A greeter with the additional (and totally optional) feature of shielding the real password behind another password that can be unlocked by various means while logging in: - autologin: provide autologin functionality that has been long lost in systemd-homed - secondary password(s): allow the use of one or more secondary passwords - controllers: enter a password via a gaming controller - fingerprint: no password required: login via fingerprint - files use a specific file on some kind of removable media to authenticate - pin a numeric pin just as in your phone
By default login-ng will behave exactly as any other greeter: you type your password to access your account.
Using login_ng-ctl utility you can set more authentication options or even configure autologin for a systemd-homed account with an encrypted home directory.
Additional authentication methods is a feature introduced to support more secondary authentication methods regardless of pam configuration and usage of systemd-homed.
In the spirit of maintaining the account self-contained settings will be stored as xattrs on the home directory: what systemd-homed does to store certain things, but this also means that such feature is not usable on home directories stored in filesystems that do not support extended attributes, such as cercain network filesystems, ntfs (oh god, please don't.) and others.
When additional authentication methods feature is not in use the security of this greeter shold not be different than any other greeter, however when such feature is used there are additional considerations: read below.
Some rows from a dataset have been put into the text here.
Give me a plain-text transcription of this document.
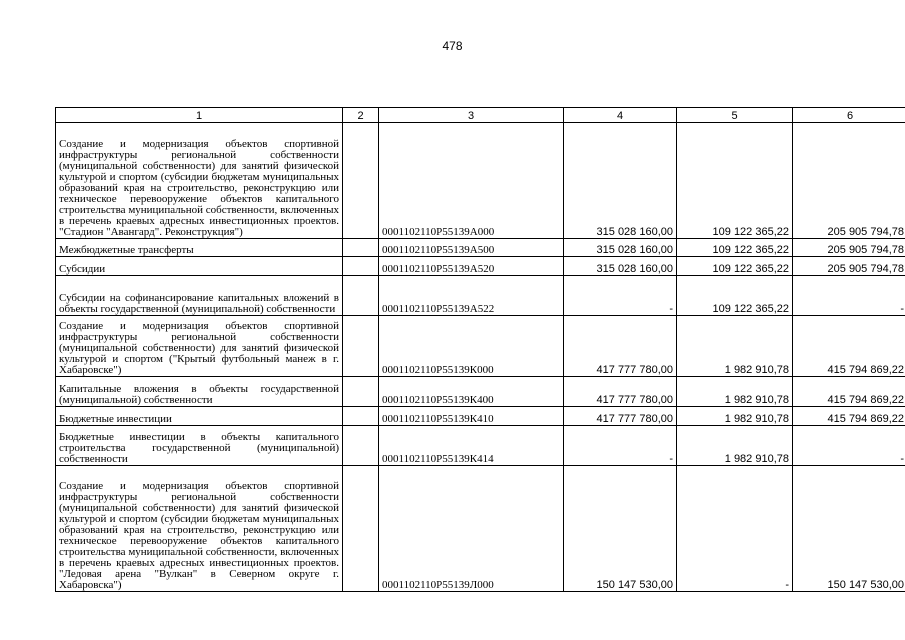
478
1	2	3	4	5	6
Создание и модернизация объектов спортивной инфраструктуры региональной собственности (муниципальной собственности) для занятий физической культурой и спортом (субсидии бюджетам муниципальных образований края на строительство, реконструкцию или техническое перевооружение объектов капитального строительства муниципальной собственности, включенных в перечень краевых адресных инвестиционных проектов. "Стадион "Авангард". Реконструкция")		0001102110Р55139А000	315 028 160,00	109 122 365,22	205 905 794,78
Межбюджетные трансферты		0001102110Р55139А500	315 028 160,00	109 122 365,22	205 905 794,78
Субсидии		0001102110Р55139А520	315 028 160,00	109 122 365,22	205 905 794,78
Субсидии на софинансирование капитальных вложений в объекты государственной (муниципальной) собственности		0001102110Р55139А522	-	109 122 365,22	-
Создание и модернизация объектов спортивной инфраструктуры региональной собственности (муниципальной собственности) для занятий физической культурой и спортом ("Крытый футбольный манеж в г. Хабаровске")		0001102110Р55139К000	417 777 780,00	1 982 910,78	415 794 869,22
Капитальные вложения в объекты государственной (муниципальной) собственности		0001102110Р55139К400	417 777 780,00	1 982 910,78	415 794 869,22
Бюджетные инвестиции		0001102110Р55139К410	417 777 780,00	1 982 910,78	415 794 869,22
Бюджетные инвестиции в объекты капитального строительства государственной (муниципальной) собственности		0001102110Р55139К414	-	1 982 910,78	-
Создание и модернизация объектов спортивной инфраструктуры региональной собственности (муниципальной собственности) для занятий физической культурой и спортом (субсидии бюджетам муниципальных образований края на строительство, реконструкцию или техническое перевооружение объектов капитального строительства муниципальной собственности, включенных в перечень краевых адресных инвестиционных проектов. "Ледовая арена "Вулкан" в Северном округе г. Хабаровска")		0001102110Р55139Л000	150 147 530,00	-	150 147 530,00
Disclaimer: Despite me attempting to provide something that is at least as secure as the secondary authentication method used (because if you set an empty password that will nullify the security of home encryption) and no more secure than the main account password, this software is very new and born out of a necessity of mine, with my usecase in mind and only my own experience to back up security.
With the above in mind it's firstly necessary to address the elefant in the room: I have avoided what I was aware of in terms of attacks to encryption and tried to stick with audited rust crates, or well-known ones: aes_gcm has received a security audit, and this software actively avoids to reuse the same (nonce, password) tuple, however if adding and removing secondary authentication methods up to the point of collisions of randomly-generated nonce (96bits) data being a possibility then this software is not suitable!
In addition to the above warning the user must know that using the additional authentication features will require the user to have an intermediate key that cannot be changed unless every data associated with this software is removed for the specific user; that intermediate key is used to decrypt the user main password, therefore in case such intermediate key is disclosed changing the main password won't suffice!
The good part is that knowing the main password will NOT disclose the intermediate key nor any secondary authentication method, and knowing the intermediate key will NOT disclose secondary authentication methods.
Here is some notes of general interest: - on Archlinux if you install the kwallet-pam package and your wallet password is the same as your account the wallet can be automatically unlocked: this will chains with autologin: Archlinux Wiki.